Now imagine if they shouted it and…nothing. No actor moves, no lights turn on, no cameras roll. Just a whole lot of standing around.
That’s exactly what it feels like when you write a scene that doesn’t do a damn thing for your story.
Here’s the truth: every single scene in your book has to matter. If it’s not pulling its weight, it’s just chewing up wordcount and reader patience. If your scene doesn’t shift a value, reveal character, or push the plot ahead, then you’ve just written a pretty piece of wallpaper. And readers don’t come to novels for wallpaper.
So what makes a scene “earn its keep”? One of three things (bonus points if it does more than one):
1. Shifting Values
A scene has to change something. A “value” in storytelling terms means the state of affairs for your characters or world. Safety → danger. Love → betrayal. Broke → filthy rich. Even “hungry → finally fed.”

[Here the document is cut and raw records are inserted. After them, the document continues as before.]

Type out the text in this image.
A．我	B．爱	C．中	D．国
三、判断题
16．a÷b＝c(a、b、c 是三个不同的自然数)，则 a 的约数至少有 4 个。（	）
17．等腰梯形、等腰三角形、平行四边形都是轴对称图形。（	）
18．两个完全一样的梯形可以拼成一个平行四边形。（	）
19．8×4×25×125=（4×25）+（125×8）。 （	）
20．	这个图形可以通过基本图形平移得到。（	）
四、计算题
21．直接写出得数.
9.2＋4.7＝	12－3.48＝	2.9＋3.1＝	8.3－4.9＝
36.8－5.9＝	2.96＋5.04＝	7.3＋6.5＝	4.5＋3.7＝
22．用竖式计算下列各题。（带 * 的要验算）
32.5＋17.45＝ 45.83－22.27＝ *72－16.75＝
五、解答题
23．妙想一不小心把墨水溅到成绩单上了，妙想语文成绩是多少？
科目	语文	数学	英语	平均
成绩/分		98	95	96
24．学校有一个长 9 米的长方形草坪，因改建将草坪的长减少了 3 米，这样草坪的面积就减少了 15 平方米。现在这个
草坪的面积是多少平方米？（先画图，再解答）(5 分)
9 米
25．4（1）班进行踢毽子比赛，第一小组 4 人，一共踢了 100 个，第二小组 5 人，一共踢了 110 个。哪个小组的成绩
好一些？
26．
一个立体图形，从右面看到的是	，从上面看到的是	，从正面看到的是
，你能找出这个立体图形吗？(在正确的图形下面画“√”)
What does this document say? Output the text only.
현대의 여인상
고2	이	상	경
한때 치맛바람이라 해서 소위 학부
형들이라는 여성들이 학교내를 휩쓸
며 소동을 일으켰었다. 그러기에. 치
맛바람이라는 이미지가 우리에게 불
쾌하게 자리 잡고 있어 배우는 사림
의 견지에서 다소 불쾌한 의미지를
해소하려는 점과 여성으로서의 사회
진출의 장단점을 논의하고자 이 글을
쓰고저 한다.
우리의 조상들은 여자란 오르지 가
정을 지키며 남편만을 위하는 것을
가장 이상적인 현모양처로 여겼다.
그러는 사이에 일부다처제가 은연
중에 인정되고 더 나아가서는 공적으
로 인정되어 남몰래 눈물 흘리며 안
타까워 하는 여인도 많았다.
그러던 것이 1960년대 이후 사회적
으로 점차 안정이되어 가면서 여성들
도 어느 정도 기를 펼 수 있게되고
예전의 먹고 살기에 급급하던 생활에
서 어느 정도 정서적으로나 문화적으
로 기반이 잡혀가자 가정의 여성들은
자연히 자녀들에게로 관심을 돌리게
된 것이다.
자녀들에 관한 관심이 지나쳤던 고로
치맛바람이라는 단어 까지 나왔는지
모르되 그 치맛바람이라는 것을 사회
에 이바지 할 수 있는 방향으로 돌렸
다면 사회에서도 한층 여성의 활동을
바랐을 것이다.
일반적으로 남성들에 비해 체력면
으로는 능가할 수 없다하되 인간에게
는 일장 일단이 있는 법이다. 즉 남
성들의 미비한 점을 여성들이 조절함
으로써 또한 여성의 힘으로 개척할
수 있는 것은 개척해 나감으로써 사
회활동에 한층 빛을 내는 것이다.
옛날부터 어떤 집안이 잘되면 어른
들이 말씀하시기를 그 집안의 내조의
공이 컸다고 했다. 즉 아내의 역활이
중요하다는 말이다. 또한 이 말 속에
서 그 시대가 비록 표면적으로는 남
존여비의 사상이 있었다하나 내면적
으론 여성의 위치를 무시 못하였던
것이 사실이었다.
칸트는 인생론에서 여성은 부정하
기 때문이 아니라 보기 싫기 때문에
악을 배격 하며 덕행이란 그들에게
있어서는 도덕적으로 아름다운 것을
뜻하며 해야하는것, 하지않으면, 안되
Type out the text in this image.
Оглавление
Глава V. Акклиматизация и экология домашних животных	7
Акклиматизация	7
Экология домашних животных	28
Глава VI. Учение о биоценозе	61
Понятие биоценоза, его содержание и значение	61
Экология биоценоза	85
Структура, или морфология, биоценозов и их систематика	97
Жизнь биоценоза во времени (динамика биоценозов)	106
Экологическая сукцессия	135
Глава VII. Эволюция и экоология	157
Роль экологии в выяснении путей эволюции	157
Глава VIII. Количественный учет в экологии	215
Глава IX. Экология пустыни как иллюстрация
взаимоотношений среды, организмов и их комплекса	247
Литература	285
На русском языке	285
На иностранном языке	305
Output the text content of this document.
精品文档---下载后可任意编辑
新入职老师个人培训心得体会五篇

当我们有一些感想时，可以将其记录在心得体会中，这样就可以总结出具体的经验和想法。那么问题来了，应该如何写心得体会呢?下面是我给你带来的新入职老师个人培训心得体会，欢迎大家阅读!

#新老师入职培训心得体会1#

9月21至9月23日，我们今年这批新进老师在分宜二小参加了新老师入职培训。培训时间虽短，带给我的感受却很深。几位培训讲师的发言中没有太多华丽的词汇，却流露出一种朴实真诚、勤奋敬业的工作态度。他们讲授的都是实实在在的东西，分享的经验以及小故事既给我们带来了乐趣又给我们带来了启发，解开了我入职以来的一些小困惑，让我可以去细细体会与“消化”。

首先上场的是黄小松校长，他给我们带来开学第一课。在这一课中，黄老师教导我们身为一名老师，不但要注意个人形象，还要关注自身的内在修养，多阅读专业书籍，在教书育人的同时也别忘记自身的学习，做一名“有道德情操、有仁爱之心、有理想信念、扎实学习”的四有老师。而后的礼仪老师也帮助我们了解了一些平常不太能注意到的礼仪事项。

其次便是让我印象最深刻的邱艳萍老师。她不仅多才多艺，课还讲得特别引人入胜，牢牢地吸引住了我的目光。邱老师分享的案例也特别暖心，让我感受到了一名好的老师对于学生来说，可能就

If nothing changes from the beginning to the end of a scene, then congratulations, you’ve just written a Hallmark card, not a novel scene. Readers don’t need a scene where everybody stands around agreeing with each other about the weather.
2. Revealing Character
Sometimes the story doesn’t have to sprint forward — but the reader needs to learn something. Not “Oh, Bob likes coffee,” but something that peels back a layer: Bob would rather miss his promotion than betray his friend. Or Bob would totally sell his grandma’s dentures to get what he wants.
Good scenes force your characters to show their true colors. If all they’re doing is exchanging polite chit-chat? Delete.
3. Driving the Plot
This one’s obvious: stuff needs to happen. Guns go off. Secrets spill. The hero makes a move that changes the trajectory of the story.
If your scene doesn’t drive the story toward its big fat climax, then what’s the point? Your readers will notice when you stall — and their eyeballs will slide right off the page.
The Three-Question Litmus Test
When you finish a scene, ask yourself:
- Did a value shift?
- Did I reveal character in a meaningful way?
- Did I drive the story forward?
If you can’t answer “yes” to at least one of those, take out your literary chainsaw and cut that sucker. Or rewrite it so it actually does something.
The Bottom Line
Think of your novel like a movie set. Every time you step into a new scene, it’s your turn to yell: “Lights, Character, Action!”
Because if nothing changes, nothing’s revealed, and nothing drives forward, then you’ve just wasted everybody’s time. And time is the one thing readers aren’t generous about.